Food support boosts tuberculosis recovery in Tanzania, review shows
Philbert Balichene Madoshi’s review finds that tailored nutritional support improves TB treatment completion, weight gain and survival, though micronutrient effects vary and implementation challenges remain.
Tuberculosis (TB) remains a major public health challenge in developing countries, and Tanzania is listed among those most affected. Undernutrition makes TB worse, slows recovery and can undermine the success of treatment. To bring together scattered evidence about whether feeding people with TB helps them get better, Philbert Balichene Madoshi led a systematic review of interventional and operational studies. The review searched major research databases, including PubMed, Embase, Scopus and Web of Science, looking for studies published between January 2000 and June 2025. The goal was to identify trials and operational research that tested nutritional approaches — for example, food supplements, micronutrient support and therapeutic feeding — and measured concrete outcomes such as cure rate, treatment completion and mortality, as well as recovery indicators like weight gain and measures of immune response. By focusing on studies that intervened directly with nutrition, the review sought to clarify whether adding nutritional support to standard TB care helps patients survive, complete treatment and regain strength in real-world, resource-limited settings.

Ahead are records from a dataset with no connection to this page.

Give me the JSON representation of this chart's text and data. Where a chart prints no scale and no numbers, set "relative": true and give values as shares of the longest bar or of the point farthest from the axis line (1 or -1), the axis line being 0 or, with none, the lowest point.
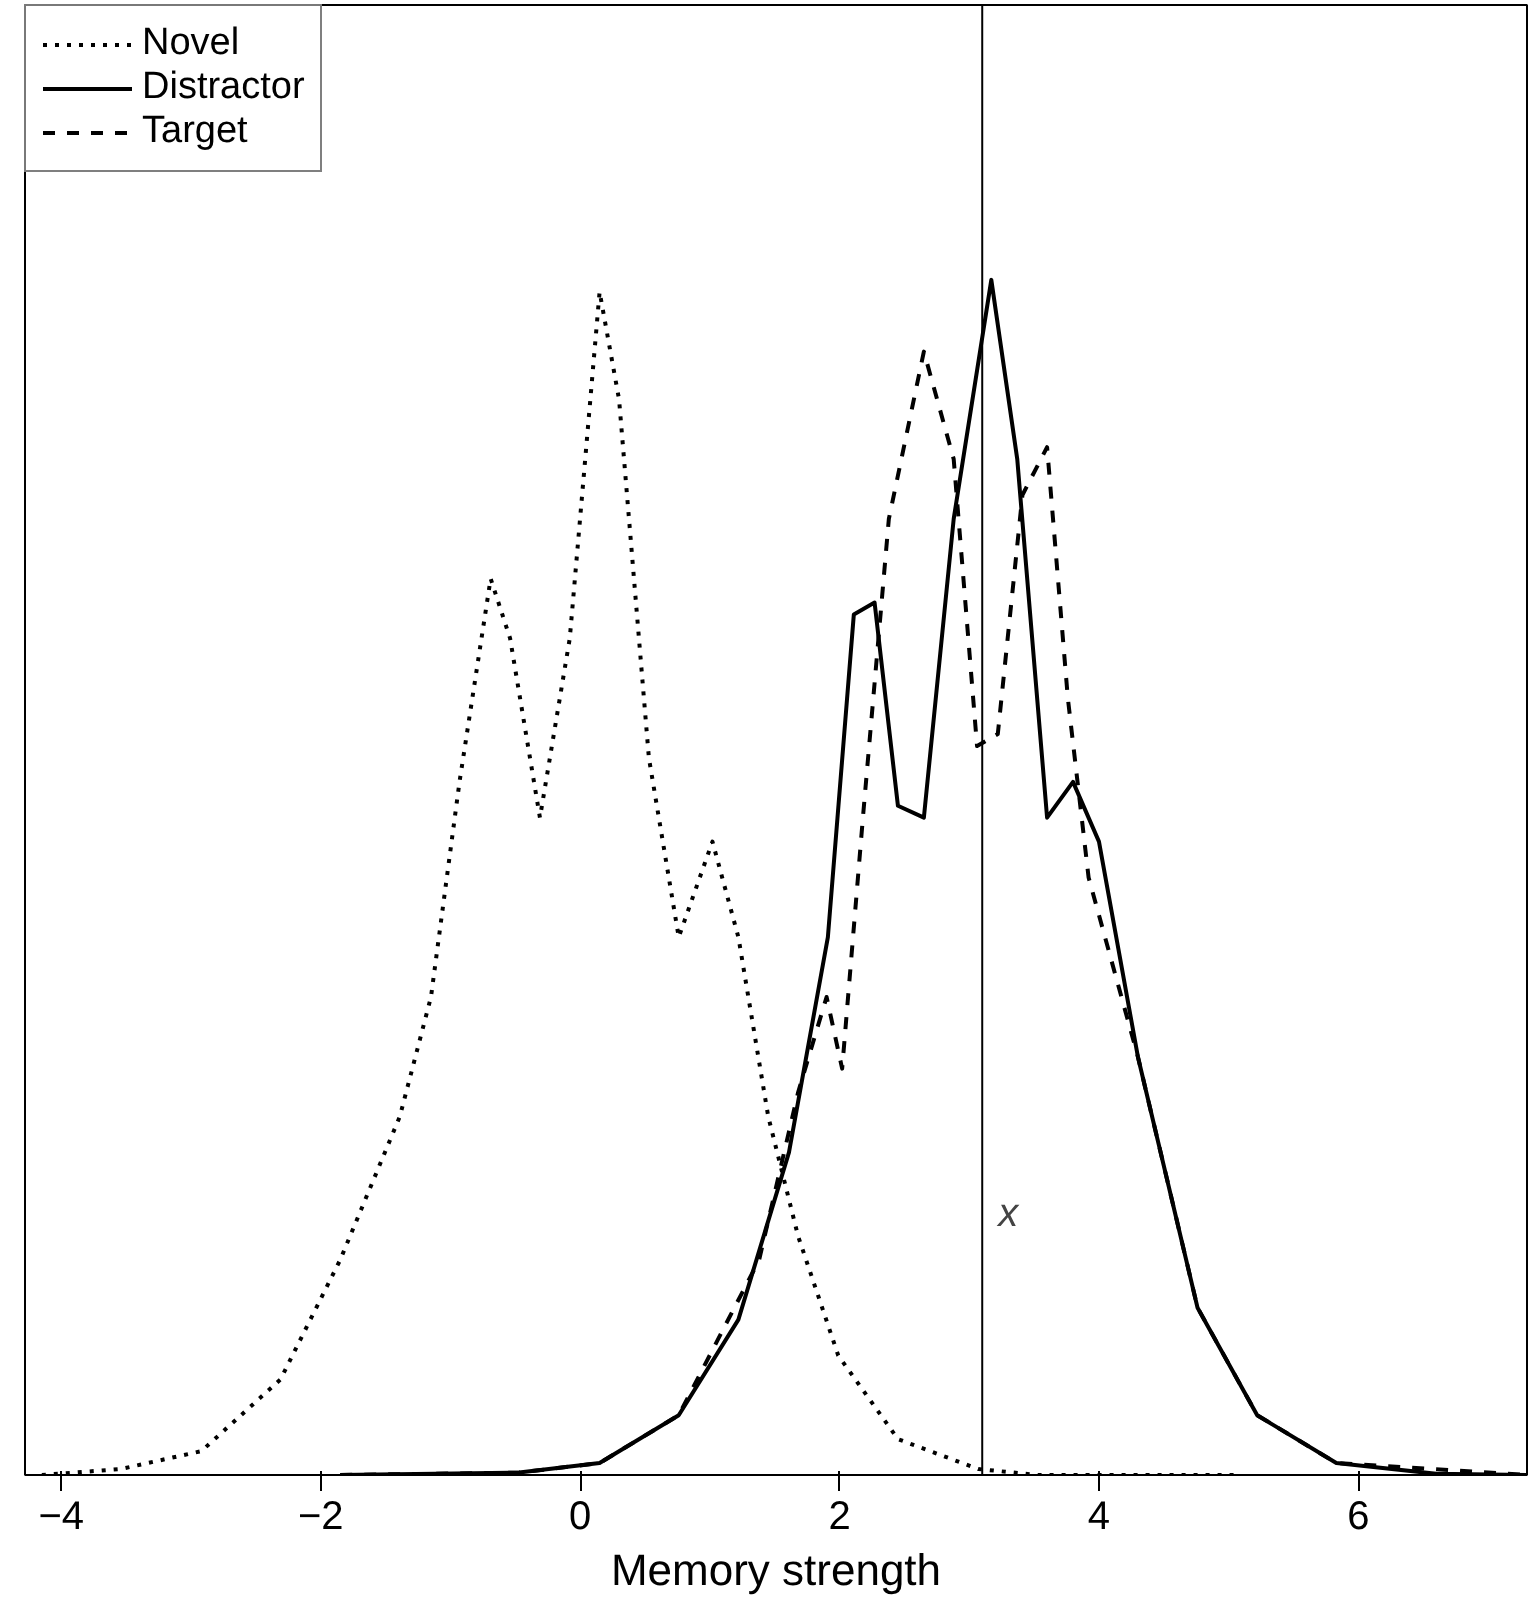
{
  "chart_data": {
    "type": "line",
    "relative": true,
    "xlabel": "Memory strength",
    "xlim": [
      -4.28,
      7.3
    ],
    "xticks": [
      -4,
      -2,
      0,
      2,
      4,
      6
    ],
    "tick_labels": "x",
    "grid": false,
    "legend": "top left",
    "series": [
      {
        "name": "Novel",
        "color": "#000000",
        "line_style": "dotted",
        "x": [
          -4.15,
          -3.54,
          -2.92,
          -2.31,
          -1.85,
          -1.39,
          -1.15,
          -0.93,
          -0.69,
          -0.54,
          -0.31,
          -0.08,
          0.15,
          0.3,
          0.53,
          0.76,
          1.02,
          1.22,
          1.45,
          1.68,
          1.99,
          2.45,
          3.07,
          3.53,
          5.06
        ],
        "values": [
          0,
          0.005,
          0.02,
          0.08,
          0.18,
          0.3,
          0.4,
          0.58,
          0.75,
          0.7,
          0.55,
          0.7,
          0.99,
          0.9,
          0.6,
          0.45,
          0.53,
          0.45,
          0.3,
          0.2,
          0.1,
          0.03,
          0.005,
          0,
          0
        ]
      },
      {
        "name": "Distractor",
        "color": "#000000",
        "line_style": "solid",
        "x": [
          -1.85,
          -0.47,
          0.15,
          0.76,
          1.22,
          1.61,
          1.91,
          2.11,
          2.27,
          2.45,
          2.65,
          2.88,
          3.17,
          3.37,
          3.6,
          3.8,
          4.0,
          4.3,
          4.76,
          5.22,
          5.83,
          6.6,
          7.3
        ],
        "values": [
          0,
          0.002,
          0.01,
          0.05,
          0.13,
          0.27,
          0.45,
          0.72,
          0.73,
          0.56,
          0.55,
          0.8,
          1.0,
          0.85,
          0.55,
          0.58,
          0.53,
          0.35,
          0.14,
          0.05,
          0.01,
          0.001,
          0
        ]
      },
      {
        "name": "Target",
        "color": "#000000",
        "line_style": "dashed",
        "x": [
          -1.85,
          -0.47,
          0.15,
          0.76,
          1.38,
          1.68,
          1.9,
          2.02,
          2.18,
          2.38,
          2.65,
          2.88,
          3.06,
          3.22,
          3.41,
          3.6,
          3.76,
          3.92,
          4.3,
          4.76,
          5.22,
          5.83,
          7.3
        ],
        "values": [
          0,
          0.002,
          0.01,
          0.05,
          0.18,
          0.32,
          0.4,
          0.34,
          0.55,
          0.8,
          0.94,
          0.85,
          0.61,
          0.62,
          0.82,
          0.86,
          0.65,
          0.5,
          0.35,
          0.14,
          0.05,
          0.01,
          0
        ]
      }
    ],
    "ref_lines": [
      {
        "axis": "x",
        "value": 3.1,
        "label": "x",
        "color": "#000000",
        "line_style": "solid"
      }
    ]
  }
}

The review included randomized controlled trials, quasi-experimental designs and operational research that evaluated nutritional interventions for people with TB. Studies were assessed for risk of bias and overall quality using standardized tools. In total, 18 studies involving about 5,007 participants met the review criteria. Most studies reported positive associations between nutritional support and better treatment outcomes: higher treatment completion rates, enhanced weight gain and lower mortality were commonly described. The review found that micronutrient supplementation produced mixed results across different studies, while macronutrient and food-based interventions tended to show more consistent benefits for recovery and treatment success. Operational studies included in the review also highlighted real-world challenges, noting difficulties in implementation and questions about sustainability when programs are delivered in resource-limited settings. These methods and results together point to a pattern: feeding and broader nutritional support often help, but the details of what, how much and how programs are run matter for success.
The findings carry practical implications for TB programs and health policy. If nutritional interventions — especially macronutrient and food-based support — reliably improve treatment completion, weight gain and survival, then integrating tailored nutritional care into routine TB services could strengthen patient recovery and reduce deaths. At the same time, the mixed results for micronutrient supplements suggest that not all nutrition interventions are equally effective, and that programs should be designed based on local needs and evidence. The operational challenges documented in the review underline the need for sustainable delivery systems, consistent funding and attention to how interventions are implemented on the ground, particularly in resource-limited areas like parts of Tanzania. The authors call for larger, high-quality operational studies to fill remaining gaps and to guide policymakers on how best to include nutritional support in TB care packages, so that benefits seen in research can be delivered reliably to patients in routine health services.
Integrating tailored macronutrient and food-based support into TB care could raise cure and treatment completion rates and reduce deaths. Policymakers should fund sustainable nutrition programs and support larger operational studies to guide implementation.